1. **Build the Docker image**:



   ```bash

   docker build -t ids-system .

   ```

2. **Run the Docker container**:



```bash

docker run -p 6006:6006 ids-system

```

This exposes port 6006 for TensorBoard or other monitoring tools.



3. **Default Command: The default command in the container is to run the data ingestion script**:



```bash

CMD ["python", "src/components/data_ingestion.py"]

```

You can modify the command to run other scripts as needed.

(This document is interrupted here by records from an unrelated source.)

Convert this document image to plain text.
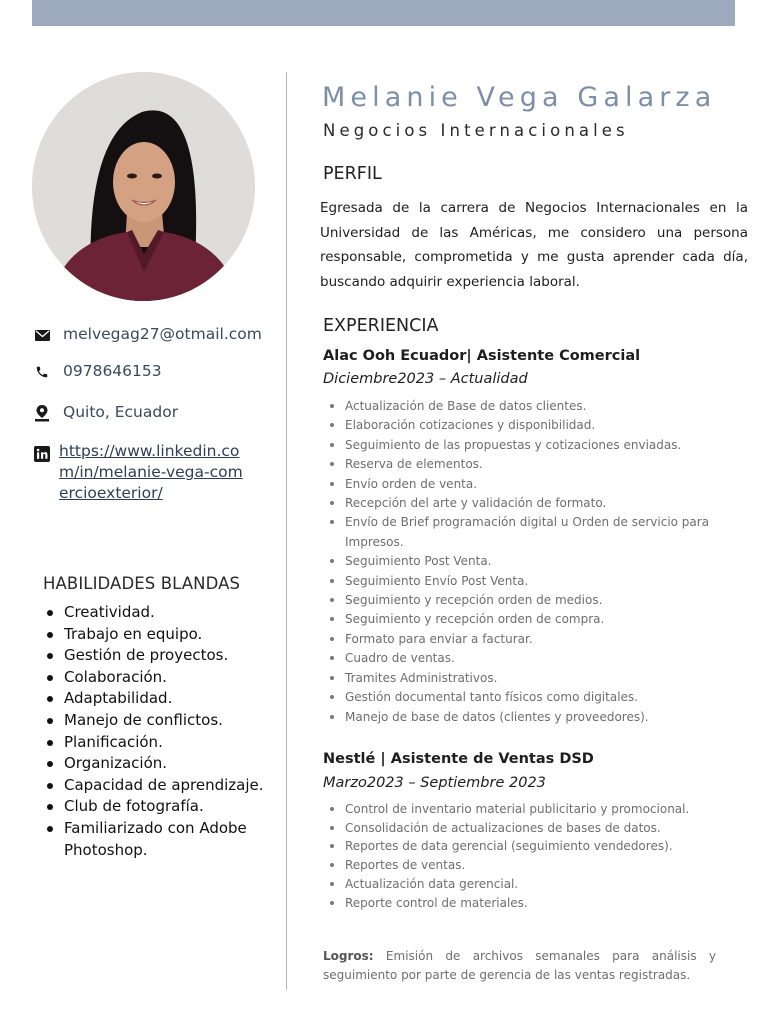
melvegag27@otmail.com
0978646153
Quito, Ecuador
https://www.linkedin.com/in/melanie-vega-comercioexterior/
HABILIDADES BLANDAS
Creatividad.
Trabajo en equipo.
Gestión de proyectos.
Colaboración.
Adaptabilidad.
Manejo de conflictos.
Planificación.
Organización.
Capacidad de aprendizaje.
Club de fotografía.
Familiarizado con Adobe Photoshop.
Melanie Vega Galarza
Negocios Internacionales
PERFIL

Egresada de la carrera de Negocios Internacionales en la Universidad de las Américas, me considero una persona responsable, comprometida y me gusta aprender cada día, buscando adquirir experiencia laboral.

EXPERIENCIA
Alac Ooh Ecuador| Asistente Comercial
Diciembre2023 – Actualidad
Actualización de Base de datos clientes.
Elaboración cotizaciones y disponibilidad.
Seguimiento de las propuestas y cotizaciones enviadas.
Reserva de elementos.
Envío orden de venta.
Recepción del arte y validación de formato.
Envío de Brief programación digital u Orden de servicio para Impresos.
Seguimiento Post Venta.
Seguimiento Envío Post Venta.
Seguimiento y recepción orden de medios.
Seguimiento y recepción orden de compra.
Formato para enviar a facturar.
Cuadro de ventas.
Tramites Administrativos.
Gestión documental tanto físicos como digitales.
Manejo de base de datos (clientes y proveedores).
Nestlé | Asistente de Ventas DSD
Marzo2023 – Septiembre 2023
Control de inventario material publicitario y promocional.
Consolidación de actualizaciones de bases de datos.
Reportes de data gerencial (seguimiento vendedores).
Reportes de ventas.
Actualización data gerencial.
Reporte control de materiales.

Logros: Emisión de archivos semanales para análisis y seguimiento por parte de gerencia de las ventas registradas.
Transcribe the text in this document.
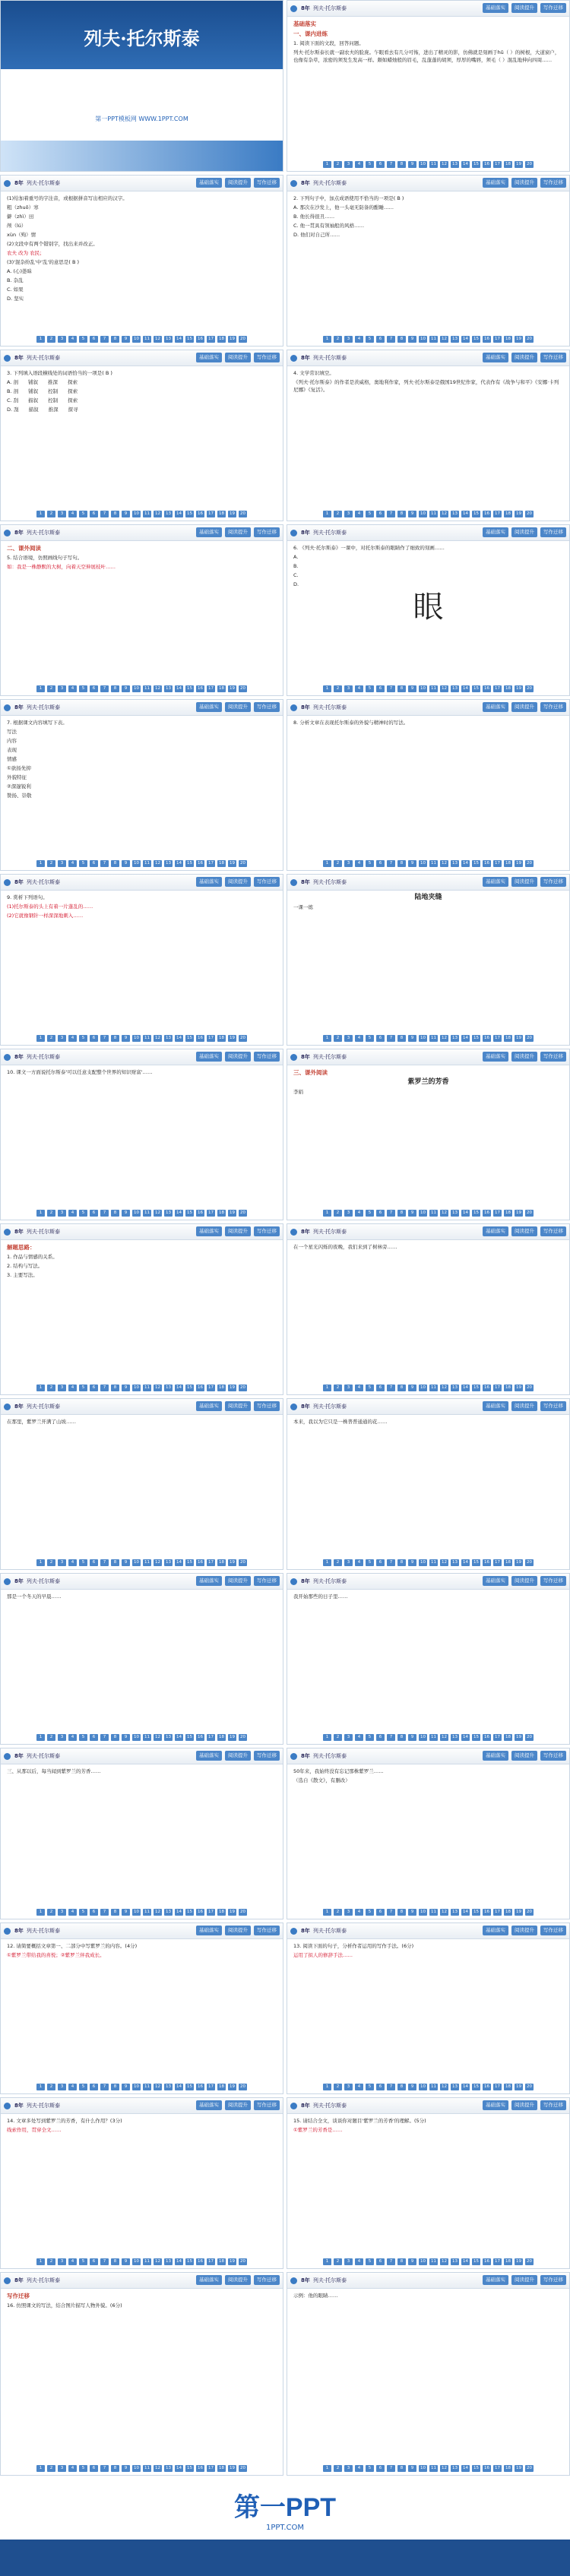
列夫·托尔斯泰
第一PPT模板网 WWW.1PPT.COM
8年 列夫·托尔斯泰	基础落实	阅读提升	写作迁移

基础落实

一、课内进练

1. 阅读下面的文段，回答问题。

列夫·托尔斯泰长就一副农夫的脸庞。乍眼看去有几分可怖，进出了精灵的影，仿佛就是刻画于hǔ（ ）的树根，大道窗户，也像有杂草，浓密的须发生发高一样。颇如蜡烛般的眉毛，乱蓬蓬的胡须，厚厚的嘴唇，须毛（ ）混乱地伸向四周……

1	2	3	4	5	6	7	8	9	10	11	12	13	14	15	16	17	18	19	20
8年 列夫·托尔斯泰	基础落实	阅读提升	写作迁移

(1)给加着重号的字注音，或根据拼音写出相应的汉字。

粗（zhuō）寒

僻（zhì）田

颅（lú）

xùn（殉）情

(2)文段中有两个错别字，找出来并改正。

农夫 改为 农民；

(3)'混杂纷乱'中'乱'的意思是( B )

A. (心)愚昧

B. 杂乱

C. 如果

D. 坚实

1	2	3	4	5	6	7	8	9	10	11	12	13	14	15	16	17	18	19	20
8年 列夫·托尔斯泰	基础落实	阅读提升	写作迁移

2. 下列句子中，加点成语使用不恰当的一项是( B )

A. 那次在沙发上，他一头毫无防备的酣睡……

B. 他长得很丑……

C. 他一贯具有领袖般的风格……

D. 他们对自己所……

1	2	3	4	5	6	7	8	9	10	11	12	13	14	15	16	17	18	19	20
8年 列夫·托尔斯泰	基础落实	阅读提升	写作迁移

3. 下列填入语段横线处的词语恰当的一项是( B )

A. 剖　　铺叙　　推深　　探索

B. 剖　　铺叙　　控制　　探索

C. 刮　　描叙　　控制　　探索

D. 刮　　描叙　　推深　　探寻

1	2	3	4	5	6	7	8	9	10	11	12	13	14	15	16	17	18	19	20
8年 列夫·托尔斯泰	基础落实	阅读提升	写作迁移

4. 文学常识填空。

《列夫·托尔斯泰》的作者是茨威格，奥地利作家，列夫·托尔斯泰是俄国19世纪作家，代表作有《战争与和平》《安娜·卡列尼娜》《复活》。

1	2	3	4	5	6	7	8	9	10	11	12	13	14	15	16	17	18	19	20
8年 列夫·托尔斯泰	基础落实	阅读提升	写作迁移

二、课外阅读

5. 结合语境，仿照画线句子写句。

如：我是一株静默的大树，向着天空伸展枝叶……

1	2	3	4	5	6	7	8	9	10	11	12	13	14	15	16	17	18	19	20
8年 列夫·托尔斯泰	基础落实	阅读提升	写作迁移

6. 《列夫·托尔斯泰》一课中，对托尔斯泰的眼睛作了细致的刻画……

A.

B.

C.

D.

眼

1	2	3	4	5	6	7	8	9	10	11	12	13	14	15	16	17	18	19	20
8年 列夫·托尔斯泰	基础落实	阅读提升	写作迁移

7. 根据课文内容填写下表。

写法

内容

表现

情感

①欲扬先抑

外貌特征

②深邃锐利

赞扬、崇敬

1	2	3	4	5	6	7	8	9	10	11	12	13	14	15	16	17	18	19	20
8年 列夫·托尔斯泰	基础落实	阅读提升	写作迁移

8. 分析文章在表现托尔斯泰的外貌与精神时的写法。

1	2	3	4	5	6	7	8	9	10	11	12	13	14	15	16	17	18	19	20
8年 列夫·托尔斯泰	基础落实	阅读提升	写作迁移

9. 赏析下列语句。

(1)托尔斯泰的头上有着一片蓬乱的……

(2)它就像钢针一样深深地刺入……

1	2	3	4	5	6	7	8	9	10	11	12	13	14	15	16	17	18	19	20
8年 列夫·托尔斯泰	基础落实	阅读提升	写作迁移

陆地夹缝

一课一练

1	2	3	4	5	6	7	8	9	10	11	12	13	14	15	16	17	18	19	20
8年 列夫·托尔斯泰	基础落实	阅读提升	写作迁移

10. 课文一方面说托尔斯泰'可以任意支配整个世界的知识财富'……

1	2	3	4	5	6	7	8	9	10	11	12	13	14	15	16	17	18	19	20
8年 列夫·托尔斯泰	基础落实	阅读提升	写作迁移

三、课外阅读

紫罗兰的芳香

李娟

1	2	3	4	5	6	7	8	9	10	11	12	13	14	15	16	17	18	19	20
8年 列夫·托尔斯泰	基础落实	阅读提升	写作迁移

解题思路：

1. 作品与情感的关系。

2. 结构与写法。

3. 主要写法。

1	2	3	4	5	6	7	8	9	10	11	12	13	14	15	16	17	18	19	20
8年 列夫·托尔斯泰	基础落实	阅读提升	写作迁移

在一个星光闪烁的夜晚，我们来到了树林旁……

1	2	3	4	5	6	7	8	9	10	11	12	13	14	15	16	17	18	19	20
8年 列夫·托尔斯泰	基础落实	阅读提升	写作迁移

在那里，紫罗兰开满了山坡……

1	2	3	4	5	6	7	8	9	10	11	12	13	14	15	16	17	18	19	20
8年 列夫·托尔斯泰	基础落实	阅读提升	写作迁移

本来，我以为它只是一株普普通通的花……

1	2	3	4	5	6	7	8	9	10	11	12	13	14	15	16	17	18	19	20
8年 列夫·托尔斯泰	基础落实	阅读提升	写作迁移

那是一个冬天的早晨……

1	2	3	4	5	6	7	8	9	10	11	12	13	14	15	16	17	18	19	20
8年 列夫·托尔斯泰	基础落实	阅读提升	写作迁移

我开始那些的日子里……

1	2	3	4	5	6	7	8	9	10	11	12	13	14	15	16	17	18	19	20
8年 列夫·托尔斯泰	基础落实	阅读提升	写作迁移

三、从那以后，每当闻到紫罗兰的芳香……

1	2	3	4	5	6	7	8	9	10	11	12	13	14	15	16	17	18	19	20
8年 列夫·托尔斯泰	基础落实	阅读提升	写作迁移

50年来，我始终没有忘记那株紫罗兰……

（选自《散文》，有删改）

1	2	3	4	5	6	7	8	9	10	11	12	13	14	15	16	17	18	19	20
8年 列夫·托尔斯泰	基础落实	阅读提升	写作迁移

12. 请简要概括文章第一、二部分中写紫罗兰的内容。(4分)

①紫罗兰带给我的喜悦；②紫罗兰伴我成长。

1	2	3	4	5	6	7	8	9	10	11	12	13	14	15	16	17	18	19	20
8年 列夫·托尔斯泰	基础落实	阅读提升	写作迁移

13. 阅读下面的句子，分析作者运用的写作手法。(6分)

运用了拟人的修辞手法……

1	2	3	4	5	6	7	8	9	10	11	12	13	14	15	16	17	18	19	20
8年 列夫·托尔斯泰	基础落实	阅读提升	写作迁移

14. 文章多处写到紫罗兰的芳香，有什么作用？(3分)

线索作用，贯穿全文……

1	2	3	4	5	6	7	8	9	10	11	12	13	14	15	16	17	18	19	20
8年 列夫·托尔斯泰	基础落实	阅读提升	写作迁移

15. 请结合全文，谈谈你对题目'紫罗兰的芳香'的理解。(5分)

①紫罗兰的芳香是……

1	2	3	4	5	6	7	8	9	10	11	12	13	14	15	16	17	18	19	20
8年 列夫·托尔斯泰	基础落实	阅读提升	写作迁移

写作迁移

16. 仿照课文的写法，结合图片描写人物外貌。(6分)

1	2	3	4	5	6	7	8	9	10	11	12	13	14	15	16	17	18	19	20
8年 列夫·托尔斯泰	基础落实	阅读提升	写作迁移

示例：他的眼睛……

1	2	3	4	5	6	7	8	9	10	11	12	13	14	15	16	17	18	19	20
第一PPT
1PPT.COM
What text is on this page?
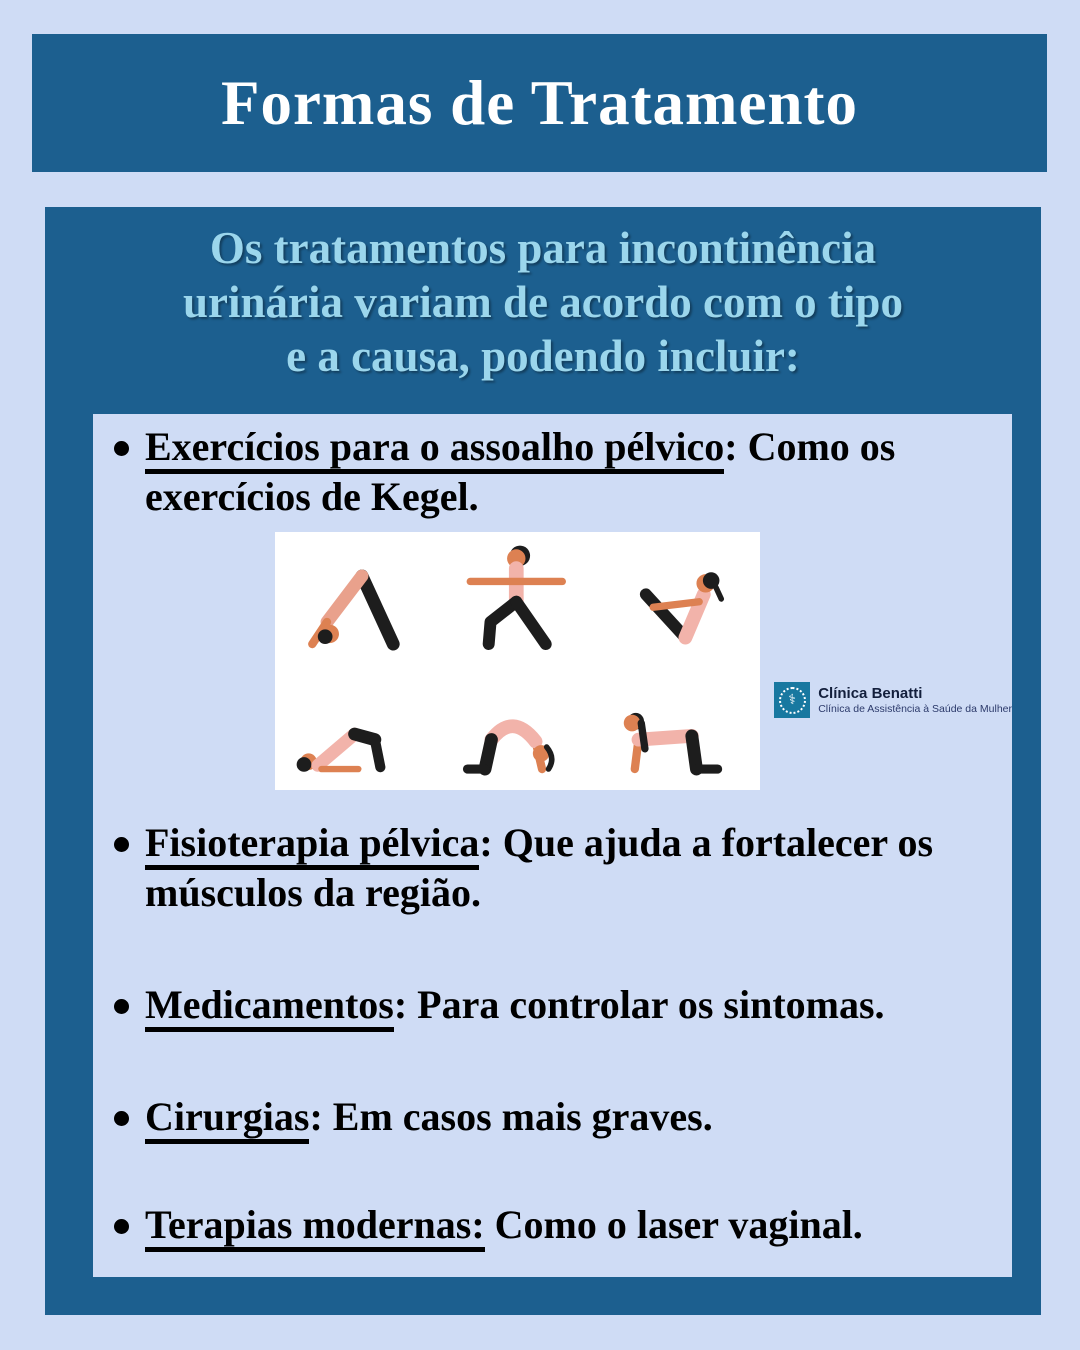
Formas de Tratamento
Os tratamentos para incontinência
urinária variam de acordo com o tipo
e a causa, podendo incluir:
Exercícios para o assoalho pélvico: Como os exercícios de Kegel.
⚕	Clínica Benatti
Clínica de Assistência à Saúde da Mulher
Fisioterapia pélvica: Que ajuda a fortalecer os músculos da região.
Medicamentos: Para controlar os sintomas.
Cirurgias: Em casos mais graves.
Terapias modernas: Como o laser vaginal.
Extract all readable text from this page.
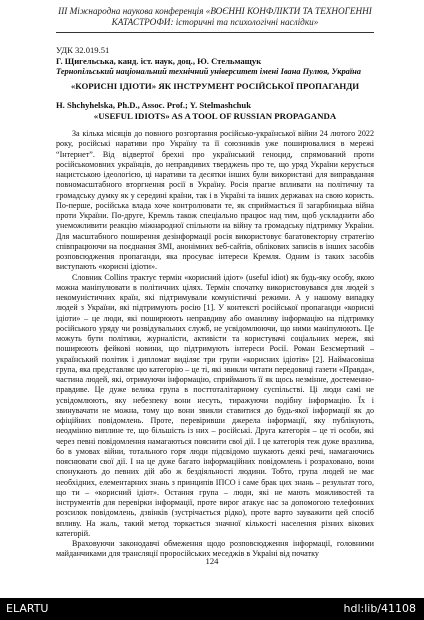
III Міжнародна наукова конференція «ВОЄННІ КОНФЛІКТИ ТА ТЕХНОГЕННІ КАТАСТРОФИ: історичні та психологічні наслідки»
УДК 32.019.51
Г. Щигельська, канд. іст. наук, доц., Ю. Стельмащук
Тернопільський національний технічний університет імені Івана Пулюя, Україна
«КОРИСНІ ІДІОТИ» ЯК ІНСТРУМЕНТ РОСІЙСЬКОЇ ПРОПАГАНДИ
H. Shchyhelska, Ph.D., Assoc. Prof.; Y. Stelmashchuk
«USEFUL IDIOTS» AS A TOOL OF RUSSIAN PROPAGANDA

За кілька місяців до повного розгортання російсько-української війни 24 лютого 2022 року, російські наративи про Україну та її союзників уже поширювалися в мережі “Інтернет”. Від відвертої брехні про український геноцид, спрямований проти російськомовних українців, до неправдивих тверджень про те, що уряд України керується нацистською ідеологією, ці наративи та десятки інших були використані для виправдання повномасштабного вторгнення росії в Україну. Росія прагне впливати на політичну та громадську думку як у середині країни, так і в Україні та інших державах на свою користь. По-перше, російська влада хоче контролювати те, як сприймається її загарбницька війна проти України. По-друге, Кремль також спеціально працює над тим, щоб ускладнити або унеможливити реакцію міжнародної спільноти на війну та громадську підтримку України. Для масштабного поширення дезінформації росія використовує багатовекторну стратегію співпрацюючи на поєднання ЗМІ, анонімних веб-сайтів, облікових записів в інших засобів розповсюдження пропаганди, яка просуває інтереси Кремля. Одним із таких засобів виступають «корисні ідіоти».

Словник Collins трактує термін «корисний ідіот» (useful idiot) як будь-яку особу, якою можна маніпулювати в політичних цілях. Термін спочатку використовувався для людей з некомуністичних країн, які підтримували комуністичні режими. А у нашому випадку людей з України, які підтримують росію [1]. У контексті російської пропаганди «корисні ідіоти» – це люди, які поширюють неправдиву або оманливу інформацію на підтримку російського уряду чи розвідувальних служб, не усвідомлюючи, що ними маніпулюють. Це можуть бути політики, журналісти, активісти та користувачі соціальних мереж, які поширюють фейкові новини, що підтримують інтереси Росії. Роман Безсмертний – український політик і дипломат виділяє три групи «корисних ідіотів» [2]. Наймасовіша група, яка представляє цю категорію – це ті, які звикли читати передовиці газети «Правда», частина людей, які, отримуючи інформацію, сприймають її як щось незмінне, достеменно-правдиве. Це дуже велика група в посттоталітарному суспільстві. Ці люди самі не усвідомлюють, яку небезпеку вони несуть, тиражуючи подібну інформацію. Їх і звинувачати не можна, тому що вони звикли ставитися до будь-якої інформації як до офіційних повідомлень. Проте, перевіривши джерела інформації, яку публікують, неодмінно виплине те, що більшість із них – російські. Друга категорія – це ті особи, які через певні повідомлення намагаються пояснити свої дії. І це категорія теж дуже вразлива, бо в умовах війни, тотального горя люди підсвідомо шукають деякі речі, намагаючись пояснювати свої дії. І на це дуже багато інформаційних повідомлень і розраховано, вони спонукають до певних дій або ж бездіяльності людини. Тобто, група людей не має необхідних, елементарних знань з принципів ІПСО і саме брак цих знань – результат того, що ти – «корисний ідіот». Остання група – люди, які не мають можливостей та інструментів для перевірки інформації, проте вирог атакує нас за допомогою телефонних розсилок повідомлень, дзвінків (зустрічається рідко), проте варто зауважити цей спосіб впливу. На жаль, такий метод торкається значної кількості населення різних вікових категорій.

Враховуючи законодавчі обмеження щодо розповсюдження інформації, головними майданчиками для трансляції проросійських меседжів в Україні від початку

124
ELARTU	hdl:lib/41108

4. **Access Monitoring Tools**: Access TensorBoard or any other monitoring tools at http://localhost:6006.



### Option 2: Pull the Docker Image from Docker Hub

If you prefer not to build the image locally, you can directly pull the pre-built Docker image from Docker Hub:



1. **Pull the Docker image**:



```bash

docker pull saimquadri/ids-project

```



2. **Run the Docker container**:



```bash

docker run -p 6006:6006 saimquadri/ids-project

```

This will expose port 6006 for monitoring tools like TensorBoard.



## Future Work



- Add support for additional machine learning algorithms.

- Implement real-time intrusion detection using streaming data.

- Improve model accuracy with advanced feature engineering techniques.

- Expand Docker support to Kubernetes for large-scale deployments.

- Feature selection and ensemble model stacking.

- Integration with cloud-based dashboards for alerts



## Contributing



We welcome contributions from the community! Please feel free to fork the repository and submit a pull request with your improvements. For major changes, please open an issue first to discuss what you would like to change.

To contribute:



1. Fork the repository.

2. Create a new branch for your feature:

   ```bash

   git checkout -b feature/your-feature

   ```



3. Make your changes and push to your branch:

   ```bash

   git push origin feature/your-feature

   ```



4. Create a pull request



## License

This project is licensed under the MIT License(Modified for Attribution and Non-Commercial Use). See the [LICENSE](./LICENSE) file for details.